Man hängt selbst so zwischen den Seilen und denkt sich: Eigentlich wollte ich doch meine Job-Chancen erhöhen, noch mal Weiterkommen im Leben. Aber ich habe mir dann gedacht: Vergiss die Weiterbildung und versuche, einen Job mit deiner Qualifikation zu finden, der nicht im Sales oder einem Start-Up ist – was in Berlin nicht so einfach ist. Solange die Kitas und Schulen zu sind, kann ich mich nur abends um Bewerbungen kümmern. Und das Angebot ist nicht groß. Es können auch keine direkten Gespräche und Einarbeitungen stattfinden. Viele Unternehmen hoffen, dass es im Juni und Juli wieder vorbei ist und verschieben die Rekrutierung auf die Zeit "nach der Pandemie" – aber wer weiß, wann das ist.

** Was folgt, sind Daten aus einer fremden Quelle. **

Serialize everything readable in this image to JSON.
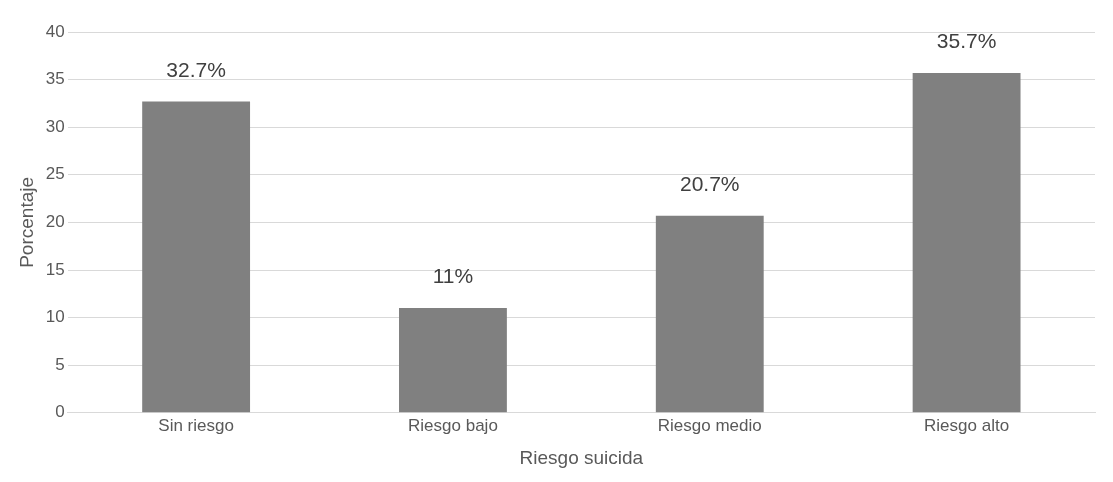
{
  "chart_data": {
    "type": "bar",
    "xlabel": "Riesgo suicida",
    "ylabel": "Porcentaje",
    "categories": [
      "Sin riesgo",
      "Riesgo bajo",
      "Riesgo medio",
      "Riesgo alto"
    ],
    "values": [
      32.7,
      11,
      20.7,
      35.7
    ],
    "value_labels": [
      "32.7%",
      "11%",
      "20.7%",
      "35.7%"
    ],
    "color": "#808080",
    "ylim": [
      0,
      40
    ],
    "yticks": [
      0,
      5,
      10,
      15,
      20,
      25,
      30,
      35,
      40
    ],
    "grid": "y",
    "legend": false
  }
}
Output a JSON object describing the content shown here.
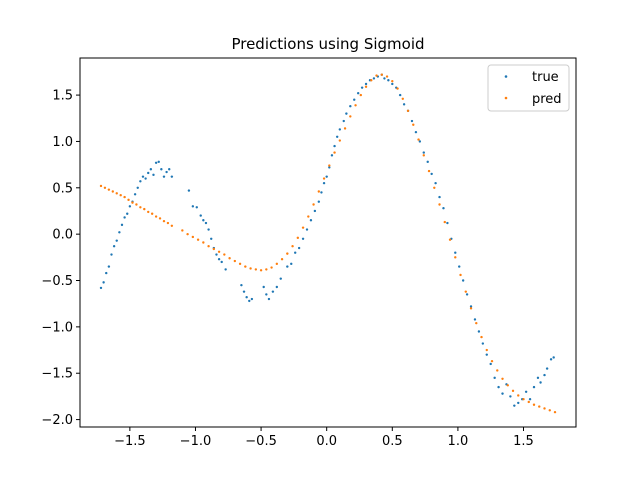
{
  "chart_data": {
    "type": "scatter",
    "title": "Predictions using Sigmoid",
    "xlabel": "",
    "ylabel": "",
    "xlim": [
      -1.88,
      1.9
    ],
    "ylim": [
      -2.08,
      1.9
    ],
    "x_ticks": [
      -1.5,
      -1.0,
      -0.5,
      0.0,
      0.5,
      1.0,
      1.5
    ],
    "x_tick_labels": [
      "−1.5",
      "−1.0",
      "−0.5",
      "0.0",
      "0.5",
      "1.0",
      "1.5"
    ],
    "y_ticks": [
      1.5,
      1.0,
      0.5,
      0.0,
      -0.5,
      -1.0,
      -1.5,
      -2.0
    ],
    "y_tick_labels": [
      "1.5",
      "1.0",
      "0.5",
      "0.0",
      "−0.5",
      "−1.0",
      "−1.5",
      "−2.0"
    ],
    "grid": false,
    "legend_position": "top-right",
    "series": [
      {
        "name": "true",
        "color": "#1f77b4",
        "points": [
          [
            -1.72,
            -0.58
          ],
          [
            -1.7,
            -0.52
          ],
          [
            -1.68,
            -0.42
          ],
          [
            -1.66,
            -0.35
          ],
          [
            -1.64,
            -0.22
          ],
          [
            -1.62,
            -0.13
          ],
          [
            -1.6,
            -0.07
          ],
          [
            -1.58,
            0.02
          ],
          [
            -1.56,
            0.1
          ],
          [
            -1.54,
            0.18
          ],
          [
            -1.52,
            0.22
          ],
          [
            -1.5,
            0.3
          ],
          [
            -1.48,
            0.35
          ],
          [
            -1.46,
            0.43
          ],
          [
            -1.44,
            0.5
          ],
          [
            -1.42,
            0.57
          ],
          [
            -1.4,
            0.62
          ],
          [
            -1.38,
            0.6
          ],
          [
            -1.36,
            0.66
          ],
          [
            -1.34,
            0.7
          ],
          [
            -1.32,
            0.64
          ],
          [
            -1.3,
            0.77
          ],
          [
            -1.28,
            0.78
          ],
          [
            -1.26,
            0.7
          ],
          [
            -1.24,
            0.62
          ],
          [
            -1.22,
            0.67
          ],
          [
            -1.2,
            0.7
          ],
          [
            -1.18,
            0.62
          ],
          [
            -1.05,
            0.47
          ],
          [
            -1.02,
            0.3
          ],
          [
            -0.99,
            0.29
          ],
          [
            -0.96,
            0.2
          ],
          [
            -0.94,
            0.15
          ],
          [
            -0.92,
            0.12
          ],
          [
            -0.9,
            0.05
          ],
          [
            -0.88,
            -0.05
          ],
          [
            -0.86,
            -0.15
          ],
          [
            -0.84,
            -0.22
          ],
          [
            -0.82,
            -0.27
          ],
          [
            -0.8,
            -0.3
          ],
          [
            -0.77,
            -0.38
          ],
          [
            -0.65,
            -0.55
          ],
          [
            -0.63,
            -0.62
          ],
          [
            -0.61,
            -0.68
          ],
          [
            -0.59,
            -0.72
          ],
          [
            -0.57,
            -0.7
          ],
          [
            -0.48,
            -0.57
          ],
          [
            -0.46,
            -0.65
          ],
          [
            -0.44,
            -0.7
          ],
          [
            -0.41,
            -0.62
          ],
          [
            -0.38,
            -0.57
          ],
          [
            -0.35,
            -0.48
          ],
          [
            -0.3,
            -0.35
          ],
          [
            -0.27,
            -0.32
          ],
          [
            -0.24,
            -0.2
          ],
          [
            -0.21,
            -0.15
          ],
          [
            -0.18,
            -0.05
          ],
          [
            -0.15,
            0.05
          ],
          [
            -0.12,
            0.15
          ],
          [
            -0.09,
            0.25
          ],
          [
            -0.06,
            0.35
          ],
          [
            -0.04,
            0.45
          ],
          [
            -0.02,
            0.55
          ],
          [
            0.0,
            0.62
          ],
          [
            0.02,
            0.72
          ],
          [
            0.04,
            0.85
          ],
          [
            0.06,
            0.95
          ],
          [
            0.08,
            1.05
          ],
          [
            0.1,
            1.13
          ],
          [
            0.13,
            1.22
          ],
          [
            0.15,
            1.3
          ],
          [
            0.18,
            1.38
          ],
          [
            0.21,
            1.45
          ],
          [
            0.24,
            1.52
          ],
          [
            0.27,
            1.58
          ],
          [
            0.3,
            1.62
          ],
          [
            0.33,
            1.66
          ],
          [
            0.36,
            1.68
          ],
          [
            0.39,
            1.7
          ],
          [
            0.42,
            1.72
          ],
          [
            0.44,
            1.68
          ],
          [
            0.47,
            1.66
          ],
          [
            0.5,
            1.62
          ],
          [
            0.53,
            1.58
          ],
          [
            0.56,
            1.5
          ],
          [
            0.59,
            1.4
          ],
          [
            0.62,
            1.33
          ],
          [
            0.65,
            1.22
          ],
          [
            0.68,
            1.1
          ],
          [
            0.71,
            1.0
          ],
          [
            0.74,
            0.88
          ],
          [
            0.77,
            0.78
          ],
          [
            0.8,
            0.65
          ],
          [
            0.83,
            0.55
          ],
          [
            0.86,
            0.4
          ],
          [
            0.89,
            0.28
          ],
          [
            0.92,
            0.12
          ],
          [
            0.95,
            -0.05
          ],
          [
            0.98,
            -0.2
          ],
          [
            1.01,
            -0.35
          ],
          [
            1.04,
            -0.5
          ],
          [
            1.07,
            -0.65
          ],
          [
            1.1,
            -0.78
          ],
          [
            1.13,
            -0.92
          ],
          [
            1.16,
            -1.05
          ],
          [
            1.19,
            -1.18
          ],
          [
            1.22,
            -1.3
          ],
          [
            1.25,
            -1.4
          ],
          [
            1.28,
            -1.55
          ],
          [
            1.31,
            -1.65
          ],
          [
            1.34,
            -1.72
          ],
          [
            1.37,
            -1.62
          ],
          [
            1.4,
            -1.75
          ],
          [
            1.43,
            -1.85
          ],
          [
            1.46,
            -1.82
          ],
          [
            1.49,
            -1.78
          ],
          [
            1.52,
            -1.7
          ],
          [
            1.55,
            -1.78
          ],
          [
            1.58,
            -1.65
          ],
          [
            1.61,
            -1.55
          ],
          [
            1.63,
            -1.6
          ],
          [
            1.66,
            -1.52
          ],
          [
            1.68,
            -1.45
          ],
          [
            1.71,
            -1.35
          ],
          [
            1.73,
            -1.33
          ]
        ]
      },
      {
        "name": "pred",
        "color": "#ff7f0e",
        "points": [
          [
            -1.72,
            0.52
          ],
          [
            -1.69,
            0.5
          ],
          [
            -1.66,
            0.48
          ],
          [
            -1.63,
            0.46
          ],
          [
            -1.6,
            0.44
          ],
          [
            -1.57,
            0.42
          ],
          [
            -1.54,
            0.4
          ],
          [
            -1.51,
            0.37
          ],
          [
            -1.48,
            0.34
          ],
          [
            -1.45,
            0.32
          ],
          [
            -1.42,
            0.29
          ],
          [
            -1.39,
            0.27
          ],
          [
            -1.36,
            0.24
          ],
          [
            -1.33,
            0.22
          ],
          [
            -1.3,
            0.19
          ],
          [
            -1.27,
            0.17
          ],
          [
            -1.24,
            0.14
          ],
          [
            -1.21,
            0.12
          ],
          [
            -1.18,
            0.09
          ],
          [
            -1.1,
            0.04
          ],
          [
            -1.06,
            0.0
          ],
          [
            -1.02,
            -0.03
          ],
          [
            -0.98,
            -0.06
          ],
          [
            -0.94,
            -0.09
          ],
          [
            -0.9,
            -0.13
          ],
          [
            -0.86,
            -0.16
          ],
          [
            -0.82,
            -0.19
          ],
          [
            -0.78,
            -0.22
          ],
          [
            -0.74,
            -0.26
          ],
          [
            -0.7,
            -0.29
          ],
          [
            -0.66,
            -0.32
          ],
          [
            -0.62,
            -0.35
          ],
          [
            -0.58,
            -0.37
          ],
          [
            -0.54,
            -0.38
          ],
          [
            -0.5,
            -0.39
          ],
          [
            -0.46,
            -0.38
          ],
          [
            -0.42,
            -0.36
          ],
          [
            -0.38,
            -0.32
          ],
          [
            -0.34,
            -0.27
          ],
          [
            -0.3,
            -0.21
          ],
          [
            -0.26,
            -0.13
          ],
          [
            -0.22,
            -0.04
          ],
          [
            -0.18,
            0.07
          ],
          [
            -0.14,
            0.19
          ],
          [
            -0.1,
            0.32
          ],
          [
            -0.06,
            0.46
          ],
          [
            -0.02,
            0.6
          ],
          [
            0.02,
            0.74
          ],
          [
            0.06,
            0.88
          ],
          [
            0.1,
            1.01
          ],
          [
            0.14,
            1.14
          ],
          [
            0.18,
            1.27
          ],
          [
            0.22,
            1.39
          ],
          [
            0.26,
            1.5
          ],
          [
            0.3,
            1.59
          ],
          [
            0.34,
            1.66
          ],
          [
            0.38,
            1.71
          ],
          [
            0.42,
            1.72
          ],
          [
            0.46,
            1.7
          ],
          [
            0.5,
            1.65
          ],
          [
            0.54,
            1.57
          ],
          [
            0.58,
            1.46
          ],
          [
            0.62,
            1.33
          ],
          [
            0.66,
            1.18
          ],
          [
            0.7,
            1.02
          ],
          [
            0.74,
            0.85
          ],
          [
            0.78,
            0.68
          ],
          [
            0.82,
            0.5
          ],
          [
            0.86,
            0.32
          ],
          [
            0.9,
            0.13
          ],
          [
            0.94,
            -0.06
          ],
          [
            0.98,
            -0.25
          ],
          [
            1.02,
            -0.44
          ],
          [
            1.06,
            -0.62
          ],
          [
            1.1,
            -0.8
          ],
          [
            1.14,
            -0.96
          ],
          [
            1.18,
            -1.11
          ],
          [
            1.22,
            -1.25
          ],
          [
            1.26,
            -1.37
          ],
          [
            1.3,
            -1.47
          ],
          [
            1.34,
            -1.56
          ],
          [
            1.38,
            -1.63
          ],
          [
            1.42,
            -1.69
          ],
          [
            1.46,
            -1.74
          ],
          [
            1.5,
            -1.78
          ],
          [
            1.54,
            -1.81
          ],
          [
            1.58,
            -1.84
          ],
          [
            1.62,
            -1.86
          ],
          [
            1.66,
            -1.88
          ],
          [
            1.7,
            -1.9
          ],
          [
            1.74,
            -1.92
          ]
        ]
      }
    ]
  }
}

Es ist ein richtig schlimmer Rattenschwanz: Wegen Corona hat die Arbeitsagentur keine Zeit, Weiterbildungen zu bewilligen, Angebote bleiben aus. Gleichzeitig bleibt mir wegen der Kinderbetreuung nur wenig Zeit, mich selbst zu bewerben.

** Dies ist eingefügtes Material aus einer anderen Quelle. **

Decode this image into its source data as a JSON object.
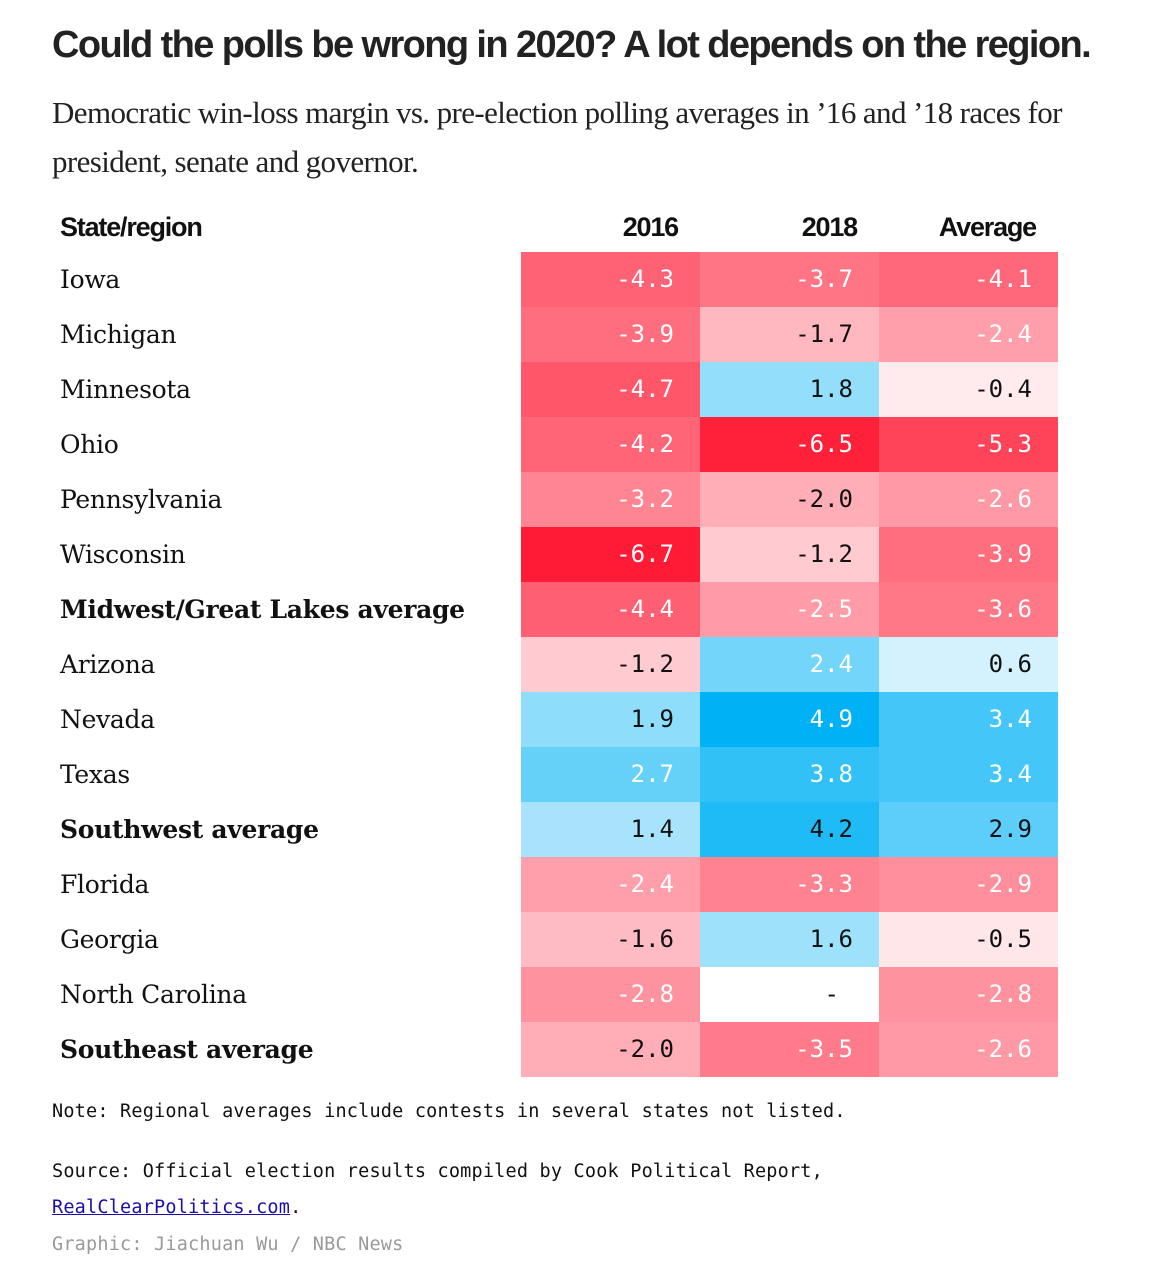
{
  "title": "Could the polls be wrong in 2020? A lot depends on the region.",
  "subtitle": "Democratic win-loss margin vs. pre-election polling averages in ’16 and ’18 races for president, senate and governor.",
  "colors": {
    "negative_max": "#ff1a35",
    "positive_max": "#00b2f5",
    "neutral": "#ffffff",
    "missing": "#ffffff"
  },
  "chart_data": {
    "type": "heatmap",
    "title": "Could the polls be wrong in 2020? A lot depends on the region.",
    "subtitle": "Democratic win-loss margin vs. pre-election polling averages in ’16 and ’18 races for president, senate and governor.",
    "row_header": "State/region",
    "columns": [
      "2016",
      "2018",
      "Average"
    ],
    "rows": [
      {
        "label": "Iowa",
        "bold": false,
        "values": [
          -4.3,
          -3.7,
          -4.1
        ]
      },
      {
        "label": "Michigan",
        "bold": false,
        "values": [
          -3.9,
          -1.7,
          -2.4
        ]
      },
      {
        "label": "Minnesota",
        "bold": false,
        "values": [
          -4.7,
          1.8,
          -0.4
        ]
      },
      {
        "label": "Ohio",
        "bold": false,
        "values": [
          -4.2,
          -6.5,
          -5.3
        ]
      },
      {
        "label": "Pennsylvania",
        "bold": false,
        "values": [
          -3.2,
          -2.0,
          -2.6
        ]
      },
      {
        "label": "Wisconsin",
        "bold": false,
        "values": [
          -6.7,
          -1.2,
          -3.9
        ]
      },
      {
        "label": "Midwest/Great Lakes average",
        "bold": true,
        "values": [
          -4.4,
          -2.5,
          -3.6
        ]
      },
      {
        "label": "Arizona",
        "bold": false,
        "values": [
          -1.2,
          2.4,
          0.6
        ]
      },
      {
        "label": "Nevada",
        "bold": false,
        "values": [
          1.9,
          4.9,
          3.4
        ]
      },
      {
        "label": "Texas",
        "bold": false,
        "values": [
          2.7,
          3.8,
          3.4
        ]
      },
      {
        "label": "Southwest average",
        "bold": true,
        "values": [
          1.4,
          4.2,
          2.9
        ]
      },
      {
        "label": "Florida",
        "bold": false,
        "values": [
          -2.4,
          -3.3,
          -2.9
        ]
      },
      {
        "label": "Georgia",
        "bold": false,
        "values": [
          -1.6,
          1.6,
          -0.5
        ]
      },
      {
        "label": "North Carolina",
        "bold": false,
        "values": [
          -2.8,
          null,
          -2.8
        ]
      },
      {
        "label": "Southeast average",
        "bold": true,
        "values": [
          -2.0,
          -3.5,
          -2.6
        ]
      }
    ],
    "missing_label": "-",
    "color_scale": {
      "min": -6.7,
      "max": 4.9,
      "negative_color": "red",
      "positive_color": "blue"
    }
  },
  "footer": {
    "note": "Note: Regional averages include contests in several states not listed.",
    "source_prefix": "Source: Official election results compiled by Cook Political Report,",
    "source_link": "RealClearPolitics.com",
    "source_suffix": ".",
    "credit": "Graphic: Jiachuan Wu / NBC News"
  }
}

Mir sitzt die Zeit im Nacken, denn in einem guten halben Jahr läuft mein Arbeitslosengeld I aus. Jedenfalls habe ich der Agentur für Arbeit am 18. April einen Brief geschrieben und sie aufgefordert, "uns nicht auf die Wartebank zu setzen". Denn so wie die Unternehmen die Möglichkeit zur Kurzarbeit erhalten, um ihre Arbeitsplätze zu sichern, sollte es auch für Arbeitssuchende Möglichkeiten geben, um zu verhindern, dass sie unverschuldet in ALG II rutschen. Jetzt warte ich seit rund zwei Wochen auf eine Rückmeldung.